Credo che un giornalista di musica debba conoscere innanzitutto, non dico approfonditamente, ogni genere musicale perché la globalizzazione ha aperto le porte dei mondi, messo in comunicazione genti, tradizioni e culture che si stanno incontrando, intrecciando e per molti aspetti “introiettando”. Ci sono i generi specifici, diciamo monografici, e poi tante musiche, musicisti che sperimentano e provano a far incontrare generi sulla carta incompatibili per tradizioni e culture. Poi deve andare ai concerti, ascoltare tanta musica, dialogare con i musicisti, studiare tanto ed essere esperto di social network. La musica non va nei Tg perché fa meno audience rispetto a un delitto, alla politica o a corna e divorzi.
Pensi che sia cambiata anche la percezione degli eventi musicali e la fruibilità dei concerti? Che futuro ci aspetta da questo punto di vista?

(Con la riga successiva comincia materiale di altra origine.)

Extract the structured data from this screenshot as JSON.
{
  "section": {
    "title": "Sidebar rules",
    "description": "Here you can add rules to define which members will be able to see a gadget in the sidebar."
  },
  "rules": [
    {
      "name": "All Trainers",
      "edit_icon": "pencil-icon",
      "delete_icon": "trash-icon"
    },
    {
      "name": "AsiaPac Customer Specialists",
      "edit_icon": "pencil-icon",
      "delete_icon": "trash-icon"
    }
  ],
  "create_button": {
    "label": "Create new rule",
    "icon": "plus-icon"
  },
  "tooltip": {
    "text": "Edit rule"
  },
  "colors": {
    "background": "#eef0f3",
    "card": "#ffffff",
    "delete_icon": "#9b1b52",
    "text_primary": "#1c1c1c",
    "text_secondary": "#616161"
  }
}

Internet penso che abbia cambiato anche quello. Non so se in meglio o in peggio per gli operatori del settore. Pensiamo a quello che offre per esempio YouTube. Si ha la possibilità di vedere e ascoltare il concerto via internet su una smart tv gratis. Poi c’è la crisi economica e il prezzo dei biglietti che è molto alto, anche se i big non hanno problemi e fanno sempre il tutto esaurito. Credo che ad essere in difficoltà siano i giovani musicisti, perché gli spazi costano e nessuno dà loro credito a sufficienza, e quelli di qualità, di taglio alto che soffrono dello stesso problema, che in questo caso è dato dalla mancanza di denaro. Poi ci sono episodi sperimentali di successo come accade a Milano nel co-working Indiehub, dove nella sala di registrazione si organizzano dei concerti dal vivo di grande qualità per un pubblico limitato a circa quaranta persone.